Поговорить с Лехой Людмиле удалось лишь утром, когда муж ушел на свой разоренный завод точить железяки для подвернувшейся ненароком халтурки. Посвящать супруга в тот план, что возник у нее накануне, ей не хотелось.
Убирая остатки былой трапезы и холодно поглядывая на заспанного, истомленного похмельем Леху, недовольно щурившегося на бьющее в раскрытое окно утреннее солнце, Людмила произнесла:
– Есть возможность заработать двадцать тысяч зеленых. Интересует?
– Излагай… – Деверь раскрыл холодильник, внимательно изучил его содержимое. – Вроде, тут пиво было…
– Размечтался! Потерпишь!
Разочарованно холодильник закрыв, Леха откинулся на спинку низенького кухонного диванчика. Проговорил:
– Ну, двадцать тысяч. Продолжай.
– Вот и «ну». Только разговор между нами… Мой благоверный – ни при чем, ясно? Все равно толку от него, как от кота на пашне… Присоска к телевизору!
– Я понял.
– Значит, так. У меня тоже проблемы. Долг, проценты… В общем, личное. А в нашей конторе у начальницы в сейфе эти самые двадцать тысяч… Для экспертизы. Времени – в обрез…
– То есть?
– Их УЭП прислал для экспертизы, надо возвращать…
– Фальшивые, что ль?
– Ты дурак, или как? Стала бы я тут…
– Понял. И чего предлагаешь?
– Мы с ней останемся в отделе вдвоем под вечер… Я тебе сигнал дам… Встану у подоконника, закурю… Только не напивайся! Во-от… Вы входите в подъезд, он у нас общий с военкоматом, поднимаетесь на второй этаж…
– Кто это – «вы»?
– Н-не знаю… Ну, есть у тебя друг какой-нибудь?.. Надежный только…
– Ладно, гони дальше…
– Ну, связываете нас, вскрываете сейфы…
– Х-хе! Нашла медвежатника!
– Ну, вы же ключи заберете… И у меня, и у Зинки…
– Кто такая?
– Шефиня моя. Да и сейфы-то там… – Махнула рукой. – У моего, если приподнять, дверцы с петель сами свалятся…

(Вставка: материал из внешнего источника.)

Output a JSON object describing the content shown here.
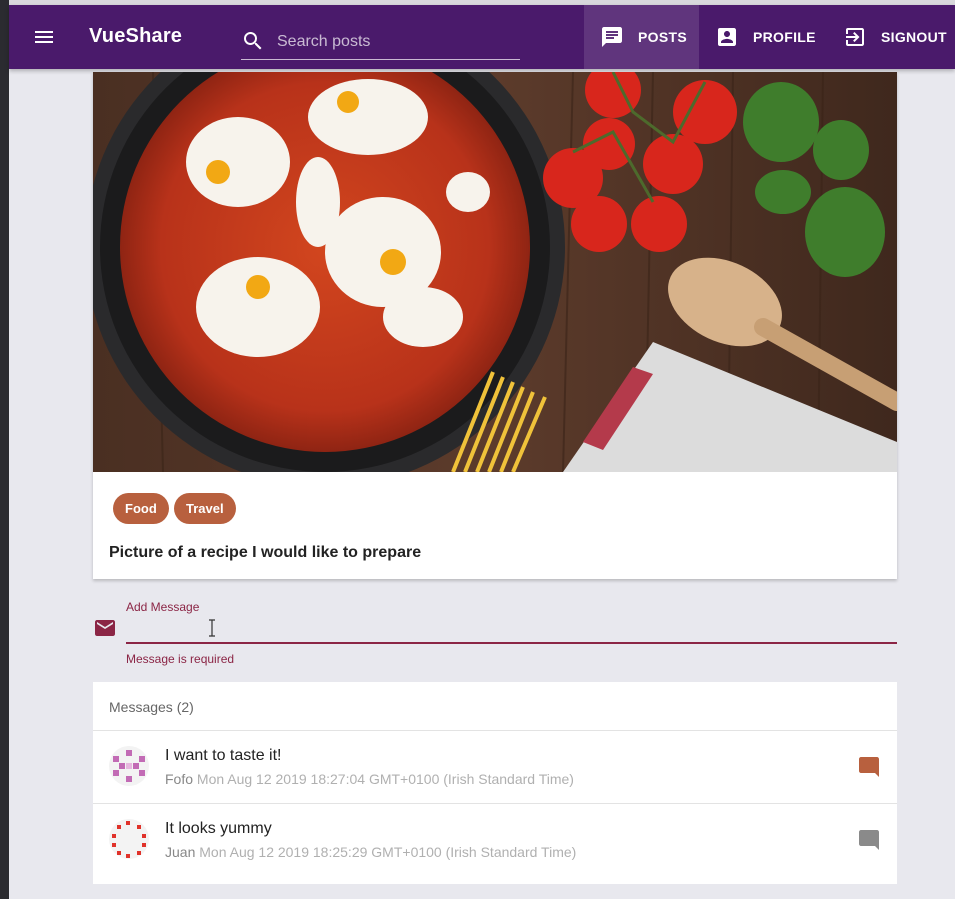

– Ну, ты даешь! – Леха в изумлении покачал кудлатой, нечесаной со сна головой. – Откуда прыть-то взялась?.. Вроде цаца накрахмаленная, вся из себя на идее…
– Ты мне характеристики не расписывай… Прыть! Тут запрыгаешь! – Людмила шмыгнула носом. Капнула нечаянная слеза на приготовленный деверю бутерброд с заскорузлым дешевым сыром.
– Ну, а чего?.. – Взгляд Лехи растерянно прошелся по стенам кухни. – Дело, конечно, живое… А Зинка в курсе? Имею в виду – насчет договоренности?..
– Да ты сам посчитай, – произнесла Людмила с терпеливым укором. – Если будет с ней договоренность, то что получится? Четверо в доле? И не рискнет она… Ей-то зачем на задницу приключений искать? Она – богатая стерва!.. А потом – так даже лучше: она все честь по чести подтвердит – нападение, пострадали совместно, неизвестные мужчины… А?
– Тэк-с, – произнес Леха задумчиво. – А если крик-шум? Мне ее чего, мочить, что ли?
– Какой шум? Молчать она будет, как рыба в пироге! Ножик ей покажи – уписается!
– Не, стремно…
– Эх, Леха! – промолвила Людмила разочарованно. – Дел-то… Бабу припугнуть… Я-то думала…
– Чего ты думала? – Леха встал из-за стола, тяжело дыша, прошелся по тесной кухне. – Что заклею тебе хлебало, приклепаю к батарее, полежишь чуток, а там ваши мусора тебя и освободят? А мне потом…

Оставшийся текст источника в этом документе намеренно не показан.